Seçmen siyasetten bıktı: “Kim benim için kavga edecek?”

Siyasi ilgimizi 2023 seçimleriyle büyük ölçüde tükettik. 2024 seçimleri, sandık gününe haftalar kala, hala tam olarak seçmenin ilgisini çekemiyor. Mantığın sesi, bu ülkede yerel seçimlerin etkilerinin hiçbir zaman tümüyle “yerel” kalmayacağını, bilhassa İstanbul seçimlerinin genel siyaseti ne denli etkileyeceğini söyleyip dursa da seçmen kalbinde bunu tam da bu önemde hissetmiyor. Seçmenin önemli bir kısmı, 2023 seçimlerinden bu yana siyasetle takip mesafesini epey açmış görünüyor.

Hem iktidar hem muhalefet seçmeni siyasete ilgisiz

Daha önce Ekim ayında Reform Enstitüsü ile yaptığımız niceliksel çalışmada 2023 seçimleri sonrası akut biçimde ortaya çıkan seçmen apatisinin, yani siyasi ilgisizliğin, eriştiği boyuta dikkat çekmiştik. İstanbul’da yapılan bu çalışmada neredeyse 3 seçmenden biri ya sandığa gitmeyeceğini ya da kime vereceğini bilmediğini söylüyordu. Hem iktidar hem muhalefet seçmeni siyasi ilgi kaybından mustarip. Bu oran elbette seçime doğru düşecekti. Ama yine de o kadar çarpıcı bir seviyedeydi ki etkilerinin yok olmayacağını tahmin edebiliyorduk.
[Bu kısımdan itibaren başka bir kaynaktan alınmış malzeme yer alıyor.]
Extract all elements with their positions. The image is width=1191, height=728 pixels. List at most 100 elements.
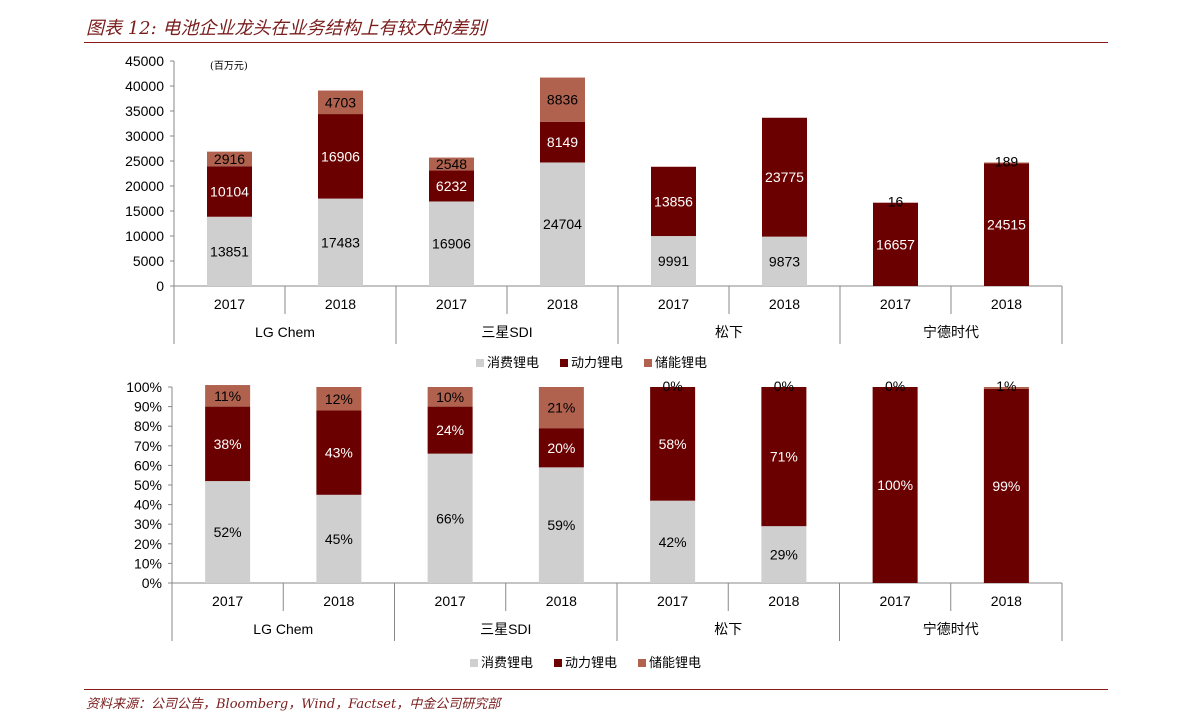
chart0-data-label: 8836 bbox=[547, 92, 578, 108]
chart0-legend-swatch bbox=[560, 359, 568, 367]
title-rule bbox=[84, 42, 1108, 43]
chart1-data-label: 52% bbox=[214, 524, 242, 540]
chart0-x-tick-label: 2018 bbox=[769, 296, 800, 312]
chart0-bar-0-1 bbox=[318, 198, 363, 286]
source-note: 资料来源：公司公告，Bloomberg，Wind，Factset，中金公司研究部 bbox=[86, 697, 501, 712]
chart0-bar-1-5 bbox=[762, 117, 807, 237]
chart1-data-label: 58% bbox=[659, 436, 687, 452]
chart1-y-tick-label: 50% bbox=[134, 477, 162, 493]
chart0-x-tick-label: 2017 bbox=[214, 296, 245, 312]
chart1-data-label: 24% bbox=[436, 422, 464, 438]
chart1-bar-1-1 bbox=[316, 410, 362, 495]
chart1-bar-2-0 bbox=[205, 385, 251, 407]
chart1-bar-2-3 bbox=[538, 387, 584, 429]
chart1-x-tick-label: 2017 bbox=[657, 593, 688, 609]
chart1-y-tick-label: 30% bbox=[134, 516, 162, 532]
chart1-data-label: 29% bbox=[770, 547, 798, 563]
chart0-y-tick-label: 25000 bbox=[125, 153, 164, 169]
chart0-bar-0-2 bbox=[429, 201, 474, 286]
chart1-bar-0-4 bbox=[650, 500, 696, 583]
chart0-y-tick-label: 0 bbox=[156, 278, 164, 294]
chart0-data-label: 16 bbox=[888, 194, 904, 210]
chart1-group-label: 宁德时代 bbox=[923, 621, 979, 637]
chart0-data-label: 16906 bbox=[321, 148, 360, 164]
chart1-bar-1-5 bbox=[761, 387, 807, 527]
chart1-y-tick-label: 40% bbox=[134, 497, 162, 513]
chart1-data-label: 0% bbox=[663, 378, 683, 394]
chart0-bar-0-0 bbox=[207, 216, 252, 286]
chart1-data-label: 1% bbox=[996, 378, 1016, 394]
chart0-y-tick-label: 35000 bbox=[125, 103, 164, 119]
chart1-bar-0-2 bbox=[427, 453, 473, 583]
chart1-data-label: 45% bbox=[325, 531, 353, 547]
chart1-y-tick-label: 100% bbox=[126, 379, 162, 395]
chart0-data-label: 2548 bbox=[436, 156, 467, 172]
chart1-data-label: 99% bbox=[992, 478, 1020, 494]
chart0-data-label: 9991 bbox=[658, 253, 689, 269]
chart1-bar-1-3 bbox=[538, 428, 584, 468]
chart0-bar-2-2 bbox=[429, 157, 474, 171]
chart0-data-label: 24515 bbox=[987, 217, 1026, 233]
chart0-data-label: 16657 bbox=[876, 236, 915, 252]
chart0-bar-2-0 bbox=[207, 151, 252, 167]
chart0-data-label: 6232 bbox=[436, 178, 467, 194]
chart0-data-label: 13856 bbox=[654, 193, 693, 209]
chart1-bar-1-2 bbox=[427, 406, 473, 454]
chart0-x-tick-label: 2018 bbox=[991, 296, 1022, 312]
chart0-bar-1-7 bbox=[984, 163, 1029, 286]
chart0-bar-1-4 bbox=[651, 166, 696, 237]
chart1-x-tick-label: 2017 bbox=[880, 593, 911, 609]
chart1-legend-swatch bbox=[554, 659, 562, 667]
chart1-bar-1-4 bbox=[650, 387, 696, 501]
chart1-legend-label: 消费锂电 bbox=[481, 656, 533, 671]
chart1-y-tick-label: 60% bbox=[134, 457, 162, 473]
chart1-bar-2-1 bbox=[316, 387, 362, 411]
chart0-bar-1-0 bbox=[207, 166, 252, 217]
chart1-legend-swatch bbox=[470, 659, 478, 667]
chart0-y-tick-label: 20000 bbox=[125, 178, 164, 194]
chart0-group-label: LG Chem bbox=[255, 324, 315, 340]
chart1-bar-0-0 bbox=[205, 481, 251, 583]
chart0-legend-swatch bbox=[476, 359, 484, 367]
chart0-bar-2-3 bbox=[540, 77, 585, 122]
chart0-legend-label: 储能锂电 bbox=[655, 356, 707, 371]
chart0-x-tick-label: 2017 bbox=[880, 296, 911, 312]
chart1-data-label: 71% bbox=[770, 449, 798, 465]
chart1-y-tick-label: 80% bbox=[134, 418, 162, 434]
chart0-data-label: 23775 bbox=[765, 169, 804, 185]
chart1-legend-label: 储能锂电 bbox=[649, 656, 701, 671]
chart0-data-label: 17483 bbox=[321, 234, 360, 250]
chart1-data-label: 59% bbox=[547, 517, 575, 533]
chart1-bar-1-7 bbox=[983, 388, 1029, 583]
chart1-data-label: 0% bbox=[774, 378, 794, 394]
chart0-bar-0-3 bbox=[540, 162, 585, 286]
chart1-y-tick-label: 10% bbox=[134, 555, 162, 571]
chart1-bar-0-3 bbox=[538, 467, 584, 583]
chart0-bar-2-1 bbox=[318, 90, 363, 115]
chart1-data-label: 38% bbox=[214, 436, 242, 452]
chart1-data-label: 11% bbox=[214, 388, 241, 404]
chart0-legend-swatch bbox=[644, 359, 652, 367]
chart1-legend-label: 动力锂电 bbox=[565, 656, 617, 671]
chart0-data-label: 8149 bbox=[547, 134, 578, 150]
chart0-data-label: 16906 bbox=[432, 236, 471, 252]
chart1-data-label: 21% bbox=[547, 400, 575, 416]
chart0-data-label: 9873 bbox=[769, 253, 800, 269]
chart0-data-label: 189 bbox=[995, 153, 1019, 169]
chart1-data-label: 42% bbox=[659, 534, 687, 550]
chart1-data-label: 66% bbox=[436, 510, 464, 526]
chart1-x-tick-label: 2018 bbox=[546, 593, 577, 609]
chart0-data-label: 10104 bbox=[210, 183, 249, 199]
chart0-bar-1-3 bbox=[540, 121, 585, 163]
chart1-data-label: 43% bbox=[325, 445, 353, 461]
chart0-y-tick-label: 45000 bbox=[125, 53, 164, 69]
chart0-group-label: 三星SDI bbox=[481, 324, 532, 340]
chart0-data-label: 4703 bbox=[325, 94, 356, 110]
chart0-data-label: 2916 bbox=[214, 151, 245, 167]
chart1-y-tick-label: 20% bbox=[134, 536, 162, 552]
chart1-bar-0-5 bbox=[761, 526, 807, 583]
chart1-x-tick-label: 2017 bbox=[212, 593, 243, 609]
chart0-y-tick-label: 10000 bbox=[125, 228, 164, 244]
chart0-bar-1-1 bbox=[318, 114, 363, 199]
chart0-y-tick-label: 15000 bbox=[125, 203, 164, 219]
Aradan zaman geçti. CHP kurultayında bir lider değişikliği oldu. Diğer yandan, muhalefet ittifakı dağıldı. İktidar politikalarında başta ekonomi alanında olmak üzere “normalleşme” yönünde bazı değişiklikler oldu fakat vatandaşın hissettiği ekonomik sorunlar da devam etti. İktidar ittifakı ana hatlarıyla devam etse de Yeniden Refah Partisi ayrı aday çıkarma kararı aldı. Nihayet belki hepsinden önemli olarak seçim tarihi yaklaştı.
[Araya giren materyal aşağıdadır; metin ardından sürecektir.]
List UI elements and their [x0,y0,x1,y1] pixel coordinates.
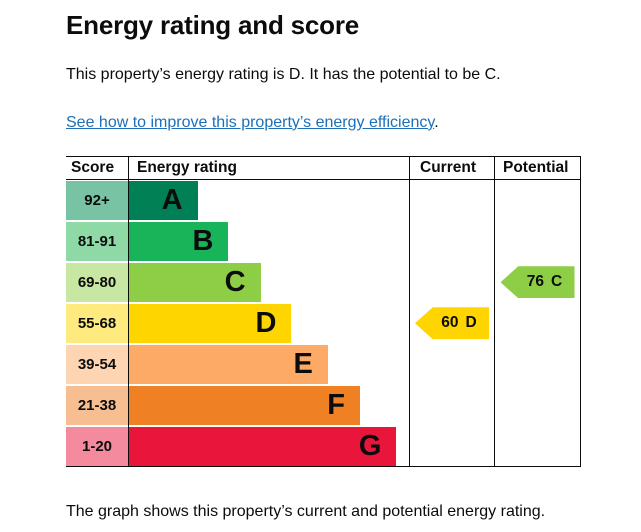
band-bar-cell: C [128,261,409,303]
potential-cell [494,384,581,426]
current-cell: 60 D [409,302,494,344]
current-cell [409,261,494,303]
potential-cell: 76 C [494,261,581,303]
band-bar: F [129,385,360,425]
band-score: 55-68 [66,303,128,343]
band-bar: G [129,426,397,466]
band-bar-cell: B [128,220,409,262]
chart-caption: The graph shows this property’s current … [66,502,546,520]
band-bar: D [129,303,292,343]
page: Energy rating and score This property’s … [66,10,581,520]
header-current: Current [409,156,494,179]
current-cell [409,425,494,467]
band-letter: B [192,224,214,257]
current-cell [409,384,494,426]
band-score: 21-38 [66,385,128,425]
band-row-g: 1-20 G [66,425,581,467]
band-bar: C [129,262,261,302]
band-row-d: 55-68 D 60 D [66,302,581,344]
band-row-a: 92+ A [66,179,581,221]
band-letter: F [327,388,345,421]
header-energy-rating: Energy rating [128,156,409,179]
link-suffix: . [434,113,439,131]
improve-link-line: See how to improve this property’s energ… [66,114,581,132]
potential-cell [494,220,581,262]
band-letter: G [358,429,382,462]
potential-value: 76 [526,273,545,291]
band-bar-cell: F [128,384,409,426]
potential-cell [494,425,581,467]
current-band: D [465,314,477,332]
header-score: Score [71,158,115,176]
band-row-c: 69-80 C 76 C [66,261,581,303]
band-row-e: 39-54 E [66,343,581,385]
potential-band: C [551,273,563,291]
band-letter: A [161,183,183,216]
current-value: 60 [441,314,459,332]
potential-rating-arrow: 76 C [500,266,575,299]
current-cell [409,343,494,385]
band-bar-cell: A [128,179,409,221]
page-title: Energy rating and score [66,10,360,40]
band-score: 81-91 [66,221,128,261]
band-bar: E [129,344,328,384]
band-bar: B [129,221,229,261]
header-potential: Potential [494,156,581,179]
band-bar-cell: G [128,425,409,467]
band-score: 1-20 [66,426,128,466]
potential-cell [494,179,581,221]
band-score: 92+ [66,180,128,220]
improve-efficiency-link[interactable]: See how to improve this property’s energ… [66,113,435,131]
band-bar-cell: E [128,343,409,385]
current-rating-arrow: 60 D [415,307,489,340]
band-score: 69-80 [66,262,128,302]
band-bar: A [129,180,198,220]
chart-header-row: Score Energy rating Current Potential [66,155,581,180]
band-row-b: 81-91 B [66,220,581,262]
current-cell [409,220,494,262]
band-score: 39-54 [66,344,128,384]
potential-cell [494,343,581,385]
band-letter: D [255,306,277,339]
intro-text: This property’s energy rating is D. It h… [66,66,501,83]
energy-rating-chart: Score Energy rating Current Potential 92… [66,155,581,467]
band-row-f: 21-38 F [66,384,581,426]
band-letter: E [293,347,313,380]
band-letter: C [224,265,246,298]
potential-cell [494,302,581,344]
current-cell [409,179,494,221]
band-bar-cell: D [128,302,409,344]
Tüm bunlar seçmen apatisini nasıl etkiledi? Seçime kısa süre hala seçmenin siyasi ilgisi ne seviyede ve ne yönde?

Şubat ayında İstanPol ile yürüttüğümüz siyasi ilgisizlik çalışmasında, bu kez niteliksel bir yaklaşımla bu sorulara ve daha fazlasına cevap aradık.
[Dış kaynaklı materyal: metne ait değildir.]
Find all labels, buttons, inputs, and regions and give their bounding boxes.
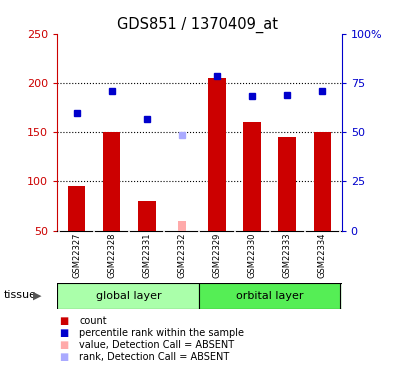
Text: ▶: ▶ [33,291,42,300]
Bar [178,221,186,231]
Bar [243,122,261,231]
Bar [103,132,120,231]
Text: ■: ■ [59,340,68,350]
Text: GSM22328: GSM22328 [107,232,116,278]
Text: GSM22334: GSM22334 [318,232,327,278]
Text: GSM22332: GSM22332 [177,232,186,278]
Bar [57,283,199,309]
Bar [199,283,340,309]
Text: tissue: tissue [4,291,37,300]
Text: GDS851 / 1370409_at: GDS851 / 1370409_at [117,17,278,33]
Text: GSM22330: GSM22330 [248,232,257,278]
Text: value, Detection Call = ABSENT: value, Detection Call = ABSENT [79,340,234,350]
Bar [68,186,85,231]
Text: rank, Detection Call = ABSENT: rank, Detection Call = ABSENT [79,352,229,362]
Text: count: count [79,316,107,326]
Text: orbital layer: orbital layer [236,291,303,301]
Bar [278,137,296,231]
Text: ■: ■ [59,316,68,326]
Text: GSM22327: GSM22327 [72,232,81,278]
Text: GSM22329: GSM22329 [213,232,222,278]
Text: GSM22331: GSM22331 [142,232,151,278]
Bar [314,132,331,231]
Bar [138,201,156,231]
Text: percentile rank within the sample: percentile rank within the sample [79,328,244,338]
Text: ■: ■ [59,352,68,362]
Bar [208,78,226,231]
Text: GSM22333: GSM22333 [283,232,292,278]
Text: global layer: global layer [96,291,161,301]
Text: ■: ■ [59,328,68,338]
İlgisiz seçmenin güçsüzlük algısı

Araştırmanın detayları önümüzdeki günlerde yayınlanacak raporda mevcut olacak. Fakat bir “spoiler” vermek gerekirse bana göre araştırmanın, 2024 seçimleri çerçevesinde, en önemli bulgusu, seçimlere haftalar kala hala dikkat çekecek derecede yüksek seyreden seçmen apatisinin, yahut ilgisizliğinin, ardında yatan ve pek de geçici görünmeyen derin “güçsüzlük” algısı ve bu algının siyasi tercihlere yansıması. Araştırma ortaya koyuyor ki, bu seçmen profilinin siyasi tercihinde, yarışan adayların sunduğu siyasi içerikten daha fazla olarak, hangi adayın daha “güçlü” göründüğü belirleyici oluyor.

Bu yüzden de seçmenin güçsüzlük algısını ve apatetik tutumlarını, sadece sandığa gidip gitmemesini belirleyecek etkenler olarak düşünmek yanıltıcı olur. Çünkü, evet, seçmen apatetik tutumlarına rağmen sandığa gidebilir, fakat ortadan kaybolmayan bu duygular mutlaka kendini seçmenin tercihlerinde gösterir. Sandığa bu şekilde gönülsüz ve coşkusuz gidiş, seçmeni belli türden tercihler yapmaya iter.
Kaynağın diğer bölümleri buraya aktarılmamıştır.